Solved: Security Monitor 2.1

NAVIN PARWAL · ‎08-29-2005

Folks,

I have a couple of questions regarding IDS MC 2.1.

1) Will it generate reports giving information about lets say critical alarms or lets say informational alarms?

2) How often does it access the database. I mean lets say the attck was happening, how soon would the security monitor be able to send an e-mail about that??

gabelar · ‎08-29-2005

Use SecMon with MC2.1.

It will report severity as described in question #1.

As far as #2, secmon in MC2.1 will "subscribe" to a sensor and the events are "more or less" real time. This means that once a subscrition is established the IPS appliance will send the event as it is generated.
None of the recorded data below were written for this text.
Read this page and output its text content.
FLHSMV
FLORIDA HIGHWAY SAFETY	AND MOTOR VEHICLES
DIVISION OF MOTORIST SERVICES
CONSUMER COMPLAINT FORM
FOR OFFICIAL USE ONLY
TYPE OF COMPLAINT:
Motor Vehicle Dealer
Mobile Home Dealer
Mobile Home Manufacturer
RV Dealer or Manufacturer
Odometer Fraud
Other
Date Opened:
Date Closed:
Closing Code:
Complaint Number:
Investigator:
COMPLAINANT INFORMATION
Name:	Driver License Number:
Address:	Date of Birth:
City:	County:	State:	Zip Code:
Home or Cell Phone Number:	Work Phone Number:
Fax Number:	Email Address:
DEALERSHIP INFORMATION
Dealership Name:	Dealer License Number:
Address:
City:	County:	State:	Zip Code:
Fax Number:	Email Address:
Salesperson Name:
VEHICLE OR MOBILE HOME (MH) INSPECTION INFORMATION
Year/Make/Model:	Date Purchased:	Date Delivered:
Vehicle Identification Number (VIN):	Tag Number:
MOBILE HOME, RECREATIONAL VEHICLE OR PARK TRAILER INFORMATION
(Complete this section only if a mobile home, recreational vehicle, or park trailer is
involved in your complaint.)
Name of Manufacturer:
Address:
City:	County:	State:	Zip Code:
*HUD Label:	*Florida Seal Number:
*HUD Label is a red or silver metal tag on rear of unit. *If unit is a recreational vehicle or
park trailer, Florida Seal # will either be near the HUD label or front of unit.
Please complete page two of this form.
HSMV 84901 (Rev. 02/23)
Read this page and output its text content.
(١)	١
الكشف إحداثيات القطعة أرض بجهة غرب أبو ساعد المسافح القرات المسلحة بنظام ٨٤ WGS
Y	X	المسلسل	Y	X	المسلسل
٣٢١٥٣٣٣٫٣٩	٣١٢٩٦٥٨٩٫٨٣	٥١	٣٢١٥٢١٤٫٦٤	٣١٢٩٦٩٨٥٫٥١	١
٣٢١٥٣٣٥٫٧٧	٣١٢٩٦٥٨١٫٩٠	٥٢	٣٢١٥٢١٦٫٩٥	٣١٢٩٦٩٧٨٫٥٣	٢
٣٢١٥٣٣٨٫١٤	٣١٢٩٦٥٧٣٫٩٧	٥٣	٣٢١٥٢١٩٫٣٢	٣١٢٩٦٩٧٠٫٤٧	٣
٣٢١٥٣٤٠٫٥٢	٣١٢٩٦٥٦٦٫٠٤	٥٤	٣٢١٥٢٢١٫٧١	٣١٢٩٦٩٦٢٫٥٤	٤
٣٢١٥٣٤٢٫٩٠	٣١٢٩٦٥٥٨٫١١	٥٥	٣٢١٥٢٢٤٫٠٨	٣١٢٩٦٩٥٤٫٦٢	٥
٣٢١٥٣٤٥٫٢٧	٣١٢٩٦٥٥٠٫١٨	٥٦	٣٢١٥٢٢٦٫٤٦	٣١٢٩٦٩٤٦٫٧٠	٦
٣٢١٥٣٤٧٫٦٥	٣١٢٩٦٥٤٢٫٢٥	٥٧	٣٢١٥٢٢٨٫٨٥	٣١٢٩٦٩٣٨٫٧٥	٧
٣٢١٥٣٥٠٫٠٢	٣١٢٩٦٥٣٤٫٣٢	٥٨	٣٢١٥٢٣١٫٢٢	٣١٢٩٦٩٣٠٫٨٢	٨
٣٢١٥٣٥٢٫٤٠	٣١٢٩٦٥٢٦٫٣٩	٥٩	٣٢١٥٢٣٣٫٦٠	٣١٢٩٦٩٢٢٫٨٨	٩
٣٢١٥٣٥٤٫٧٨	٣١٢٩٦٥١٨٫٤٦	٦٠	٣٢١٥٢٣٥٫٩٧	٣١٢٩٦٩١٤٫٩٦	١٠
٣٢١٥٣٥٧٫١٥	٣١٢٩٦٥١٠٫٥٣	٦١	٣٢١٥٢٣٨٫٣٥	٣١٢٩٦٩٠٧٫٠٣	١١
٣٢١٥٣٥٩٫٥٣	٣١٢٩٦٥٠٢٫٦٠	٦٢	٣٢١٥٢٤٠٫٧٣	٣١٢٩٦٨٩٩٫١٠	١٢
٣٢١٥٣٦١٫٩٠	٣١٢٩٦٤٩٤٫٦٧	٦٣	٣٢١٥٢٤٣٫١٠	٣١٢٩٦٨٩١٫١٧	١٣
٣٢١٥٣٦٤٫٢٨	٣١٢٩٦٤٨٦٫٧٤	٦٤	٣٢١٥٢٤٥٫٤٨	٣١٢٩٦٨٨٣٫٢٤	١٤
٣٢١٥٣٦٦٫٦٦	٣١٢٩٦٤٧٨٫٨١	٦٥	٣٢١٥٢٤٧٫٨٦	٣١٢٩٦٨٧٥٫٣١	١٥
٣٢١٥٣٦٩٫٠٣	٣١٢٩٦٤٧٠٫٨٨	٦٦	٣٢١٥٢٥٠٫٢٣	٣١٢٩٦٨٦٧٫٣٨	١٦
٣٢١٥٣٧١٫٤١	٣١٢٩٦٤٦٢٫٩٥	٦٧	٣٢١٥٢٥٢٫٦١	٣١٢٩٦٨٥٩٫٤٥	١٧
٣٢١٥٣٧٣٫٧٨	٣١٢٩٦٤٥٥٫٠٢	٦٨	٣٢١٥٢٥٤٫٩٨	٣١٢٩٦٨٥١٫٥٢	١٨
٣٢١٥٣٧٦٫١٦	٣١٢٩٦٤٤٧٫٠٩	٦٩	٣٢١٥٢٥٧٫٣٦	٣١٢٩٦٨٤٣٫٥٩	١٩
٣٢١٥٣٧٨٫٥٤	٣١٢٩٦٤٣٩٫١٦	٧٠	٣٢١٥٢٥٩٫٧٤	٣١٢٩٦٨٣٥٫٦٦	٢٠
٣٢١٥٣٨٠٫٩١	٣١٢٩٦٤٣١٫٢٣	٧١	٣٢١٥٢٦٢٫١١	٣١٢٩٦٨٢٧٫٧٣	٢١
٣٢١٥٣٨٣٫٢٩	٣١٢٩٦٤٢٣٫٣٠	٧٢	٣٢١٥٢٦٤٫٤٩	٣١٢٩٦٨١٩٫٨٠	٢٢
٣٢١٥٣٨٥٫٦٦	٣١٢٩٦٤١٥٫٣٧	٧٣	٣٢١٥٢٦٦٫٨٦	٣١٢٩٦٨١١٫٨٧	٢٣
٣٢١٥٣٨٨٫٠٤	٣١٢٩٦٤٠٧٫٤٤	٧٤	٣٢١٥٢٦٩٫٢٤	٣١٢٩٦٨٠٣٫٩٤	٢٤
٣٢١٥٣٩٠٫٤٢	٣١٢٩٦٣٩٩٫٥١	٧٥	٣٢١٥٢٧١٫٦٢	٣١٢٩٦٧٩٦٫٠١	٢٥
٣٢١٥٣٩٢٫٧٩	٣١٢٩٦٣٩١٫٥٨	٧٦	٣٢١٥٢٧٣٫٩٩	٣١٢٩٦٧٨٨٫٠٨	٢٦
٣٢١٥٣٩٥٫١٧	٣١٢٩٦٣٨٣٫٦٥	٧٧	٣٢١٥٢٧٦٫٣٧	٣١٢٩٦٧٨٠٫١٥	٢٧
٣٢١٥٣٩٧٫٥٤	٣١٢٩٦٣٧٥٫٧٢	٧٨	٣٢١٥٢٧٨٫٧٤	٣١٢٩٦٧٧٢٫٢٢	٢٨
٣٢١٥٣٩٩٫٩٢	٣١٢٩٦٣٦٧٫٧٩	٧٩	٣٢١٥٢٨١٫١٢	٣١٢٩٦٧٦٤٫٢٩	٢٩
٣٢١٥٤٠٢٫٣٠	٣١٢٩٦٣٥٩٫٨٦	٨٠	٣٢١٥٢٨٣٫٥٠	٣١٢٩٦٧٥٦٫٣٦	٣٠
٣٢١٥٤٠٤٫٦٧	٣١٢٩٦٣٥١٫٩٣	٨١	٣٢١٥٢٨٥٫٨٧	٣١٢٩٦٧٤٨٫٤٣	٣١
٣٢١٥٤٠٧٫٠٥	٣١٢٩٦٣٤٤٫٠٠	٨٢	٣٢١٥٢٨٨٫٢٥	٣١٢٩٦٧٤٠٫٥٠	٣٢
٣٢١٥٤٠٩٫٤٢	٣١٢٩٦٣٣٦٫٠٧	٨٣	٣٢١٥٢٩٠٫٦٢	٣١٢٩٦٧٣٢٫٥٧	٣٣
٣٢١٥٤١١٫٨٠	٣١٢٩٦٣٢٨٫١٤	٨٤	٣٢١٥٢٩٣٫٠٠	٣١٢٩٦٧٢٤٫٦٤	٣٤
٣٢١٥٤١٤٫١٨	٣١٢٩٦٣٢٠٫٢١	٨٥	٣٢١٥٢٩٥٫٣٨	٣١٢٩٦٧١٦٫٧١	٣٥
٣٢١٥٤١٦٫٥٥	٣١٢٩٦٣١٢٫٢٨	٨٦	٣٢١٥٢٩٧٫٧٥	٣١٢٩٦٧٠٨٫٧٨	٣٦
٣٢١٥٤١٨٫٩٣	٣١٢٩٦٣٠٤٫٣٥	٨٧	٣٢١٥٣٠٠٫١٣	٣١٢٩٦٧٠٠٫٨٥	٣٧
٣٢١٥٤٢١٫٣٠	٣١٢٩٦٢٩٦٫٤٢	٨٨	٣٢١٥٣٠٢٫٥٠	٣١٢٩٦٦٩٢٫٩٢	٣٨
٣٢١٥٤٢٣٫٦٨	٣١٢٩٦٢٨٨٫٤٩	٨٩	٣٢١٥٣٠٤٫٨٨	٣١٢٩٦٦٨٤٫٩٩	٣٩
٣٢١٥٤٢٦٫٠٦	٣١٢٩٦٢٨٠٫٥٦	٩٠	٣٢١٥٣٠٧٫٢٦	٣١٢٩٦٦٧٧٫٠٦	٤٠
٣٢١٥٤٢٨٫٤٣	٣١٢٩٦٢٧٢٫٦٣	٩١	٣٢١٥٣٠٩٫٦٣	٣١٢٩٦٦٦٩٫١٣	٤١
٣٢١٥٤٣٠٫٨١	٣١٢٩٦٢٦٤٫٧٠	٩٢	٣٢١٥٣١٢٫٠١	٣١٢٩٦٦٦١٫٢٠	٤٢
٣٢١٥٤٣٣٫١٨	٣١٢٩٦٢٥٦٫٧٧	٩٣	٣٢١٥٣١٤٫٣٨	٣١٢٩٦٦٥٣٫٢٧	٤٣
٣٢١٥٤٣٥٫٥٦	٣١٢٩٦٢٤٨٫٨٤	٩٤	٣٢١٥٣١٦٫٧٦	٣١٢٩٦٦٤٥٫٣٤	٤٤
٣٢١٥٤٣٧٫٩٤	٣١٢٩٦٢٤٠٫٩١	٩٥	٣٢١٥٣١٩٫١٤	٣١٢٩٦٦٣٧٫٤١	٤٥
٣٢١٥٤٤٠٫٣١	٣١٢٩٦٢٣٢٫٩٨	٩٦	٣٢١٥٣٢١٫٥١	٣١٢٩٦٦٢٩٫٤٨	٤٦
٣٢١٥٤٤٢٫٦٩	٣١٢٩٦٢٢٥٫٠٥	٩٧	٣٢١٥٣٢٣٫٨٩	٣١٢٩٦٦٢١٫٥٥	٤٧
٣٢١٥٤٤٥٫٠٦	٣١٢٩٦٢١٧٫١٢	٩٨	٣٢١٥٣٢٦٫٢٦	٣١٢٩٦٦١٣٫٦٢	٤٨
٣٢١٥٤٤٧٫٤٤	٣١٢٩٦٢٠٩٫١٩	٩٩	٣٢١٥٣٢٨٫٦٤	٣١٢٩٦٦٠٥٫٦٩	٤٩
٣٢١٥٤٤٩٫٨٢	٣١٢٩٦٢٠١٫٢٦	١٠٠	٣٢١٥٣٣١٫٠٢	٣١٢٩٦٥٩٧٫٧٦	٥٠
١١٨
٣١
However keep in mind that if the IPS box is busy, attack interrupts take precendnce over event reporting. Bottom line is that events should be in secmon within 10-20 second of when they fired.

View solution in original post

gabelar · ‎08-29-2005

Use SecMon with MC2.1.

It will report severity as described in question #1.

As far as #2, secmon in MC2.1 will "subscribe" to a sensor and the events are "more or less" real time. This means that once a subscrition is established the IPS appliance will send the event as it is generated. However keep in mind that if the IPS box is busy, attack interrupts take precendnce over event reporting. Bottom line is that events should be in secmon within 10-20 second of when they fired.